Indicators of Compromise

[File Hash ] example malicious file hashes referenced in the report – 0D309C25A835BAF3B0C392AC87504D9E (протокол (08.05.2025).doc), E9F60941A7CED1A91643AF9D8B92A36D (VBCloud::Payload (FileGrabber)), and numerous other hashes published in the report.
[Domain ] attacker-controlled infrastructure and template hosting – securemodem[.]com (example URL hxxps://securemodem[.]com?tzak.html_anacid), billet-ru[.]net, and many additional domains listed in the indicators section.

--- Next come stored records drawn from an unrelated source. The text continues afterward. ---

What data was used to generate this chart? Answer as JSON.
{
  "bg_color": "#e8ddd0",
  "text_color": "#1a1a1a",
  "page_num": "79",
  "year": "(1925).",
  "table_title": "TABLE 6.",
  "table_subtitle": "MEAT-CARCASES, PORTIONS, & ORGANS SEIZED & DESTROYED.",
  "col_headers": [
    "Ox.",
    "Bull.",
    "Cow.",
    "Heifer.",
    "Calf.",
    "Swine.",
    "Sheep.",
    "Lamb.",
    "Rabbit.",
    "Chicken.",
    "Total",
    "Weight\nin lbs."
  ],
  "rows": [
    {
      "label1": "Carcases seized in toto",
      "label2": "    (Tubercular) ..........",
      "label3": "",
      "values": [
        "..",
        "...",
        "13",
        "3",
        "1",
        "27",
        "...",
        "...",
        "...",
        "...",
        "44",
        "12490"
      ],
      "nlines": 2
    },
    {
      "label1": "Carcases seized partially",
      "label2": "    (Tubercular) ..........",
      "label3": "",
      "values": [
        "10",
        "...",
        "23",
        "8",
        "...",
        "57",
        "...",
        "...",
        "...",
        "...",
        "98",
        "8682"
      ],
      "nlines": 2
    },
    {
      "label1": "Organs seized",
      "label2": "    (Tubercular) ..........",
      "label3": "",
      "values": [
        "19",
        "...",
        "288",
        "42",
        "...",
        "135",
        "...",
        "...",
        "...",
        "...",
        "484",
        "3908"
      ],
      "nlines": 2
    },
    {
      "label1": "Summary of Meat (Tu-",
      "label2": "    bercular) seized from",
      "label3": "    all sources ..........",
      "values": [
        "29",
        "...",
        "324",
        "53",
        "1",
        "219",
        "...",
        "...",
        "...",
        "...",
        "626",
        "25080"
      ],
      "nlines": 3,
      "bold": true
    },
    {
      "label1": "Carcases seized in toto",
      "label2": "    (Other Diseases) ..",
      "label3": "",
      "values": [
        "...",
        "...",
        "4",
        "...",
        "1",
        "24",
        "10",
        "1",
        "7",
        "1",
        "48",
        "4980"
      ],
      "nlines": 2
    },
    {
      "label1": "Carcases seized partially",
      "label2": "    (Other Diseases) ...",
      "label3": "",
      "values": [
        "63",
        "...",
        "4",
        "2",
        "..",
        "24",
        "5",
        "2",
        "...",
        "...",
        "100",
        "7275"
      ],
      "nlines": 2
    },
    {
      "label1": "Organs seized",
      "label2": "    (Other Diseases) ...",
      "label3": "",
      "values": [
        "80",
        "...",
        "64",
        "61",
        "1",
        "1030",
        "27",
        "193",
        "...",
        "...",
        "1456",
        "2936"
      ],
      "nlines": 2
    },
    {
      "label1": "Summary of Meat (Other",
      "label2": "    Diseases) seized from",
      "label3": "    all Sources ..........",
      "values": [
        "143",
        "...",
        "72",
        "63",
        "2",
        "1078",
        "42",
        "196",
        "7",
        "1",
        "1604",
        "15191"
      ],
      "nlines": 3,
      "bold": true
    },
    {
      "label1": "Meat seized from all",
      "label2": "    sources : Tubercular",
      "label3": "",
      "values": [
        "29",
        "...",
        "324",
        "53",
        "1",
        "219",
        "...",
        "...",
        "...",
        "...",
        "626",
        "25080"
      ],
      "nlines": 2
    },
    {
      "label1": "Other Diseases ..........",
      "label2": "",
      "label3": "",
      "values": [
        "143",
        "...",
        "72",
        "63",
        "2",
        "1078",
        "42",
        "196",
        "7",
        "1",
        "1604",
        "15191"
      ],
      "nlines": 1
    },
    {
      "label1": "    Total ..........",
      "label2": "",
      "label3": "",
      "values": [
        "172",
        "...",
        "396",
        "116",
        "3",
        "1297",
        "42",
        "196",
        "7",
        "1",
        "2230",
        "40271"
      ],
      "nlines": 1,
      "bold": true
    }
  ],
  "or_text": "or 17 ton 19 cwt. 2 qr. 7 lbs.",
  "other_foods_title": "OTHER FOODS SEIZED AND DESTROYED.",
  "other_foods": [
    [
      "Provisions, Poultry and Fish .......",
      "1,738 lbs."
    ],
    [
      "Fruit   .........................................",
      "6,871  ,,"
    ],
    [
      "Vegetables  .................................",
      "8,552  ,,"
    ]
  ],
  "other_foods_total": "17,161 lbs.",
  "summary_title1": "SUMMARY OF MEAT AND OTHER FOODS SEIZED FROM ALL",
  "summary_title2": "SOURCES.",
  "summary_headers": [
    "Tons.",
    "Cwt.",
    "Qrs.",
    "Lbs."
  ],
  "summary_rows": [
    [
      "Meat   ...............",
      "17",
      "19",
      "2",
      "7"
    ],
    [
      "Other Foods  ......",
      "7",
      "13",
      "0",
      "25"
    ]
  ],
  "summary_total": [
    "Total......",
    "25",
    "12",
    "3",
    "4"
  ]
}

[Filename / Path ] dropped or used filenames and paths – %LOCALAPPDATA%vlcvlc.exe and %LOCALAPPDATA%vlcchambranle (encrypted payload file), %APPDATA%AdobeAdobeMon.ps1 and upgrade.mds (encrypted VBCloud body).
[Binary / DLL ] malicious libraries and components observed on hosts – pytest.dll (C:ProgramDatapypytest.dll used by get_browser_pass.py), libvnc_plugin.dll, chambranle (encrypted payload), and system_check.exe referenced in hashes.